After graduating from the University of Texas in 1990, I was lucky enough to land at The Dallas Morning News and its blue chip sports section. I rehearsed the good tenets of solid journalism while covering high schools first, then colleges, and then while populating a gossipy, snarky Page 2 column on local sports personalities. (It looked and read a little like a first-gen sports blog.) All the time, I kept watch over the soccer scene, too.
So I covered World Cups in 1994, 1998, 2002 and 2006 for the News. I was also stationed along the Major League Soccer watchtower the entire time, from first kick of that old school Mitre ball in 1996. Along the way, I introduced one of the paper’s first blogs, doing my part to drag the stubborn industry past its old ways.
I was on a train between Hamburg and Berlin smack in the middle of World Cup 2006 when I made the final decision to get out of newspapers (while the gettin’ was still good). I wanted to try life as a fulltime freelance journalist, specializing in soccer. Economically, it was a ridiculous plan. But you want what you want. And somehow, along with some other non-soccer writing assignments here and there, I’ve made it work.

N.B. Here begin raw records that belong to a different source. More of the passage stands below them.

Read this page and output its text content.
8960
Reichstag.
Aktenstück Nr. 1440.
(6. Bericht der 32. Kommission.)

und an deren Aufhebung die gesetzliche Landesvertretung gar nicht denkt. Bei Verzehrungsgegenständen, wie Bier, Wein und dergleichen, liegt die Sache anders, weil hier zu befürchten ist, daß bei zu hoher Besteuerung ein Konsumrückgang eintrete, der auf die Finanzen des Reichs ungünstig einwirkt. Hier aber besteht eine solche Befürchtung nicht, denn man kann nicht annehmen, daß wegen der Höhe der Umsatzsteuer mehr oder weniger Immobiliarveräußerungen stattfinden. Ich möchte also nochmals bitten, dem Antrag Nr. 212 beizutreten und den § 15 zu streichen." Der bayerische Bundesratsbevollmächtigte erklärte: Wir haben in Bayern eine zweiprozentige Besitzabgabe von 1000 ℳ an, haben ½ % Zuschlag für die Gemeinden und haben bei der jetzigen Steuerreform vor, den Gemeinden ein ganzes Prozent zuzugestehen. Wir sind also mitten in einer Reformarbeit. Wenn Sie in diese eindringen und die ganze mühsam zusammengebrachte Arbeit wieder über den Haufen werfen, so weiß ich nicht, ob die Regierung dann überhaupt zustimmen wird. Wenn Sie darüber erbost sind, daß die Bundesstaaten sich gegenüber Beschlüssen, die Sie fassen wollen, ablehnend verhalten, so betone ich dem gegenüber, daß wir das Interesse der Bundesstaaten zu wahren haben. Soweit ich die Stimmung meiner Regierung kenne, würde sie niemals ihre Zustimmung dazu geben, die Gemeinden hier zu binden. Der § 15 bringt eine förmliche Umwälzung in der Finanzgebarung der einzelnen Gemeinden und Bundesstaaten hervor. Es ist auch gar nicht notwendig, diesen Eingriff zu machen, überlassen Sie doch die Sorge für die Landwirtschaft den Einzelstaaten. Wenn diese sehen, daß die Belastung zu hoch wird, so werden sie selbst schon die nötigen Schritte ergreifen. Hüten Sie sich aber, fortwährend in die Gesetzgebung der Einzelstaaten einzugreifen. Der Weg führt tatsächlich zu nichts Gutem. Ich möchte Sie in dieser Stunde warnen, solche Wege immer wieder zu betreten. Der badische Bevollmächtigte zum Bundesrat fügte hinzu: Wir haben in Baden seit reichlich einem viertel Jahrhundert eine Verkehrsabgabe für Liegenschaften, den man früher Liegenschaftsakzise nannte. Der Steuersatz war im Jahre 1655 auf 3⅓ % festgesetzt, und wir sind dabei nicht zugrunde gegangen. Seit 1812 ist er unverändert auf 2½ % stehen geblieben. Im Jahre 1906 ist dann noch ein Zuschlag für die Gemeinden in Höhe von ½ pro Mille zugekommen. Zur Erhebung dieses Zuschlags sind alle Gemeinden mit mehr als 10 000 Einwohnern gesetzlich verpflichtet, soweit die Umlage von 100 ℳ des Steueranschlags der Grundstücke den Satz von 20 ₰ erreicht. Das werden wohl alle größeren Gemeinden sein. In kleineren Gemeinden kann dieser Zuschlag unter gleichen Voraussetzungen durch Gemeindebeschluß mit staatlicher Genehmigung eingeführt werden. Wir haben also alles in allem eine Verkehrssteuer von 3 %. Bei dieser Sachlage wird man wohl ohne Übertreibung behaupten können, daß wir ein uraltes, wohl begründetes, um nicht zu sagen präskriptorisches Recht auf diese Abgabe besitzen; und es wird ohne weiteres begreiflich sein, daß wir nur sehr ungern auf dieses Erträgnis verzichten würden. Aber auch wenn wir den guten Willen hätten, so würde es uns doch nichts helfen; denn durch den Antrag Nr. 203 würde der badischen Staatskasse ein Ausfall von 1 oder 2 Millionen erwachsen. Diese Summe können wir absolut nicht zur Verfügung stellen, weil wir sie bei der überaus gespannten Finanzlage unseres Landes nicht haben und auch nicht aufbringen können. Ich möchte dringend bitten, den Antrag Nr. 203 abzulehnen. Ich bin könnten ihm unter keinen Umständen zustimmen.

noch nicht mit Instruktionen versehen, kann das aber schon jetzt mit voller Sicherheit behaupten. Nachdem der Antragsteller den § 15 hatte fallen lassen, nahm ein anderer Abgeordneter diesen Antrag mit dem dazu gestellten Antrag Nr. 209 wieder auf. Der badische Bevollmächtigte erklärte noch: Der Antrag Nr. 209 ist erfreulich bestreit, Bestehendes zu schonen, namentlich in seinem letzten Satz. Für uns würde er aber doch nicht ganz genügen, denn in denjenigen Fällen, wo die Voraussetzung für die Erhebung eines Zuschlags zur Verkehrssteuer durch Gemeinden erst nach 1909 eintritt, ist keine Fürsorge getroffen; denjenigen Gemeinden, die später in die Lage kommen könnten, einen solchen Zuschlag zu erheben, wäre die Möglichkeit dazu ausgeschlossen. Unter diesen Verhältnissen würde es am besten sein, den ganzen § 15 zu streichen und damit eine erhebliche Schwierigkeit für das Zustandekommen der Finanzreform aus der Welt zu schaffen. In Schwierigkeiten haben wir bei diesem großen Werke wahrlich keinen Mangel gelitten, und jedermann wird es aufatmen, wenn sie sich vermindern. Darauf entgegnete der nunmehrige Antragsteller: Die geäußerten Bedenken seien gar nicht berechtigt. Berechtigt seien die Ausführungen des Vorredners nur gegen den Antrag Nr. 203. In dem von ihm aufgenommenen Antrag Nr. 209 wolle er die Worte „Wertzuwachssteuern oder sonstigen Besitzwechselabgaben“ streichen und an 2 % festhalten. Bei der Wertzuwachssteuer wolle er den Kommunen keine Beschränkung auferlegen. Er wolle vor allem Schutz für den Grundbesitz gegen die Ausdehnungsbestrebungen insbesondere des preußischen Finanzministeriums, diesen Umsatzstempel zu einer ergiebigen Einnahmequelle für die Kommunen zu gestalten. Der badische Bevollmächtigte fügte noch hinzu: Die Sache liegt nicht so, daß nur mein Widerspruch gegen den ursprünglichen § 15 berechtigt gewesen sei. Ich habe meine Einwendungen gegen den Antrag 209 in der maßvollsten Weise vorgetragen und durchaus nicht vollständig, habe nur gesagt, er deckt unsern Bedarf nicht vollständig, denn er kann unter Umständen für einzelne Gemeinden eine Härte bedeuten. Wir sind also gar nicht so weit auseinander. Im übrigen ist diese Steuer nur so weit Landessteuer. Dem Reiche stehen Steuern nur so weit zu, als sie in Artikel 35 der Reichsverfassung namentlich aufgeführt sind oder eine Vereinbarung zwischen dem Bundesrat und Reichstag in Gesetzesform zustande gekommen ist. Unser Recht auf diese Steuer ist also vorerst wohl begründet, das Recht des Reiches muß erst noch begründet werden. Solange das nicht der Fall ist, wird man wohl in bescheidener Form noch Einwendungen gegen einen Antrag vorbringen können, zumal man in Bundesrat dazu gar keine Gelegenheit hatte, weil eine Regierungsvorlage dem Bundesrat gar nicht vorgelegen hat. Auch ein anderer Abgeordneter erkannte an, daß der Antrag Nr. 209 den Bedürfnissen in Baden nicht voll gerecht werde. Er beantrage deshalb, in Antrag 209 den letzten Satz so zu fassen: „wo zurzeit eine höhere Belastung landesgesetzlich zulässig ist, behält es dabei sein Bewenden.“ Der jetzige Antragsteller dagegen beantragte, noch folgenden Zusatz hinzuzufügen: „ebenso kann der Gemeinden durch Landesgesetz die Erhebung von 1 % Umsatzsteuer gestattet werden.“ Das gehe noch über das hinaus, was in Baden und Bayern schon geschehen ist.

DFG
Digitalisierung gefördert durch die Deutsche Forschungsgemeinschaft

I wrote for ESPN Soccernet through 2009 and then moved to SI.com. All along, I wrote regularly for MLSSoccer.com and daily for my own blog, Daily Soccer Fix (R.I.P.).
Now, I’ll be pouring all the prose, praise, appraisal and critique into one site. I’m thrilled to be heading up NBC Sports Digital’s new platform ProSoccerTalk (see previous post), and what a hoot this thing is going to be.
Just so you know, when I’m not writing about soccer or running with my dogs, I coach a good bunch of young men (under-13s) in a select league in Dallas. And I still play – although at a decreasingly competitive level! None of us are getting any younger, ya know.